An AI-first approach to building a next-generation HPC and AI workload scheduler.
This project is first and foremost an experiment in AI-first software development.
The primary goal is to explore how viable AI-assisted development is for creating large, complex codebases that require high performance. By building a production-grade HPC scheduler using AI as the primary development tool, we aim to:
- Establish best practices for AI-first development workflows
- Understand the limitations and capabilities of AI when building performance-critical systems
- Document the trade-offs between development speed and code quality
- Create a reference implementation that demonstrates what's achievable with AI-first development
The scheduler itself serves as an ideal test case—it requires sophisticated algorithms, concurrent programming, distributed systems knowledge, and performance optimization—all areas that will thoroughly test the viability of AI-first development methodologies.

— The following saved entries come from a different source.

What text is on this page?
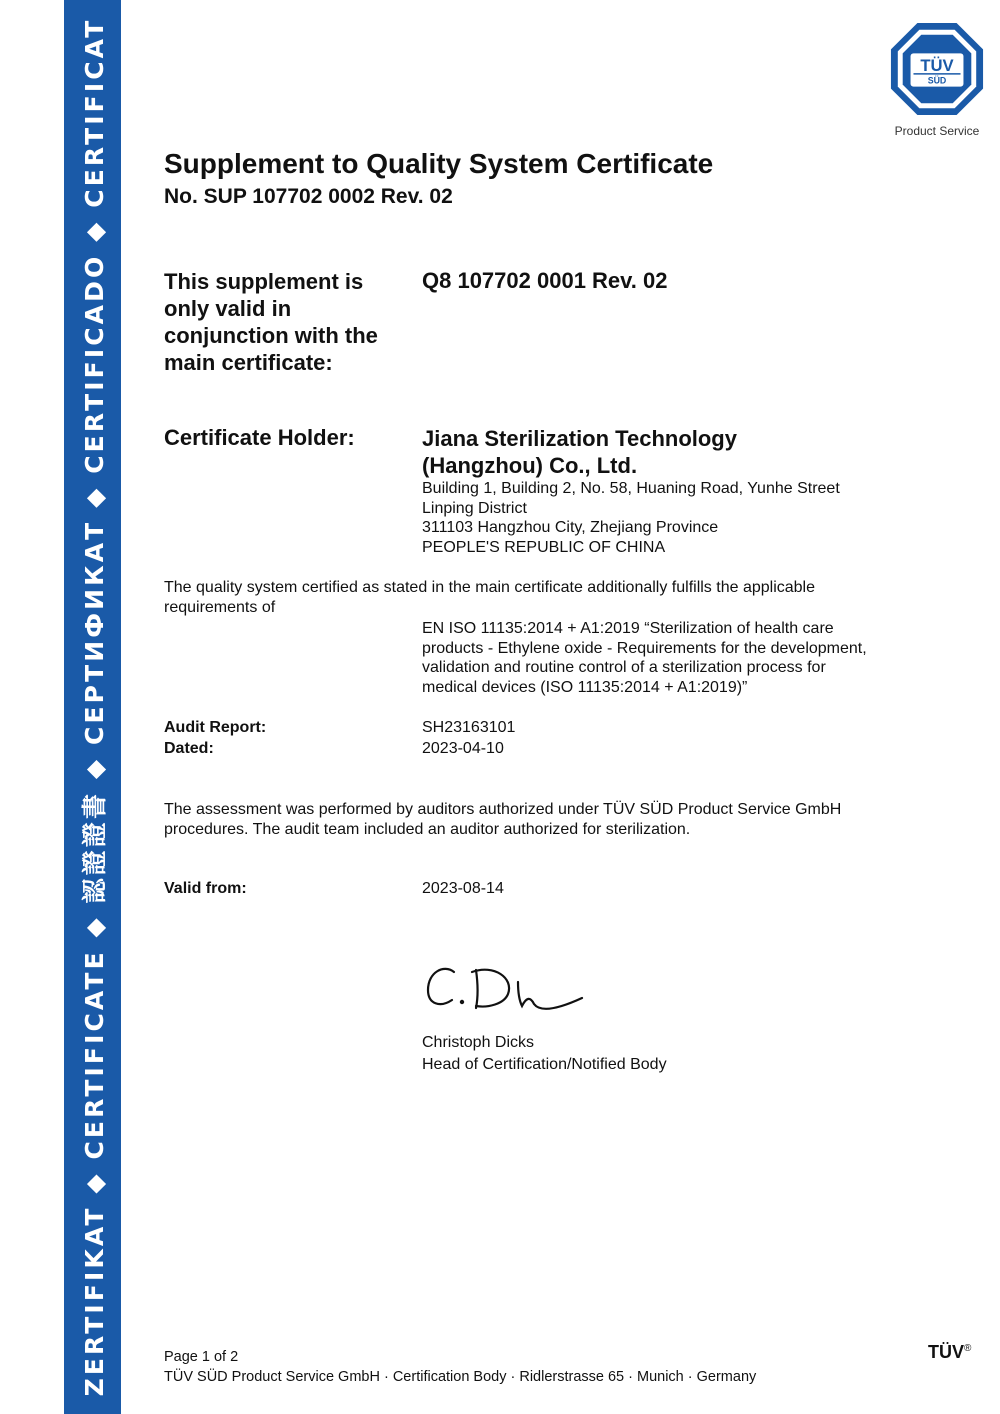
ZERTIFIKAT ◆ CERTIFICATE ◆ 認證證書 ◆ СЕРТИФИКАТ ◆ CERTIFICADO ◆ CERTIFICAT	TÜV
SÜD
Product Service
Supplement to Quality System Certificate
No. SUP 107702 0002 Rev. 02
This supplement is only valid in conjunction with the main certificate:
Q8 107702 0001 Rev. 02
Certificate Holder:	Jiana Sterilization Technology (Hangzhou) Co., Ltd.
Building 1, Building 2, No. 58, Huaning Road, Yunhe Street
Linping District
311103 Hangzhou City, Zhejiang Province
PEOPLE'S REPUBLIC OF CHINA
The quality system certified as stated in the main certificate additionally fulfills the applicable requirements of
EN ISO 11135:2014 + A1:2019 “Sterilization of health care products - Ethylene oxide - Requirements for the development, validation and routine control of a sterilization process for medical devices (ISO 11135:2014 + A1:2019)”
Audit Report:	SH23163101
Dated:	2023-04-10
The assessment was performed by auditors authorized under TÜV SÜD Product Service GmbH procedures. The audit team included an auditor authorized for sterilization.
Valid from:	2023-08-14
Christoph Dicks
Head of Certification/Notified Body
Page 1 of 2
TÜV SÜD Product Service GmbH · Certification Body · Ridlerstrasse 65 · Munich · Germany
TÜV®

HAL is a modern scheduler designed to combine the best aspects of existing scheduling solutions:
- High Throughput Computing (HTC) capabilities inspired by IBM Symphony for maximum throughput
- Topological workload placement inspired by Slurm for intelligent resource allocation
- Data-aware scheduling - Schedule workloads based on data locality to minimize data movement
- Topology-aware placement - Understands the topological and geographical placement of nodes for smarter scheduling decisions
- ML-powered scheduling - Uses machine learning to optimize workload placement and predict job runtimes for better hardware utilization and compaction
- Cloud-enabled from day one - Built with cloud infrastructure as a first-class citizen
- Hybrid deployment - Supports on-premises, cloud, and hybrid environments
HAL is built with a modular architecture where each component is accessed through well-defined interfaces, allowing any part to be replaced with an alternative implementation:
| Component | Description |
|---|---|
| Data Plane | Manages data movement and locality |
| Observability Plane | Provides monitoring, logging, and metrics |
| Cloud Control Plane | Handles cloud resource provisioning and management |
| Scheduling Engine | Core scheduling logic and ML-based optimization |
┌─────────────────────────────────────────────────────────────┐
│ HAL Scheduler │
├─────────────┬─────────────┬─────────────┬─────────────────┤
│ Scheduling │ Data │ Observability│ Cloud Control │
│ Engine │ Plane │ Plane │ Plane │
├─────────────┴─────────────┴─────────────┴─────────────────┤
│ Interface Layer │
├─────────────────────────────────────────────────────────────┤
│ Compute Resources (HPC / Cloud / Hybrid) │
└─────────────────────────────────────────────────────────────┘
- Maximize hardware utilization through intelligent scheduling
- Minimize job wait times with accurate runtime predictions
- Reduce data movement overhead with data-aware placement
- Provide seamless scaling across on-premises and cloud resources
- Enable easy customization through pluggable components
See LICENSE for details.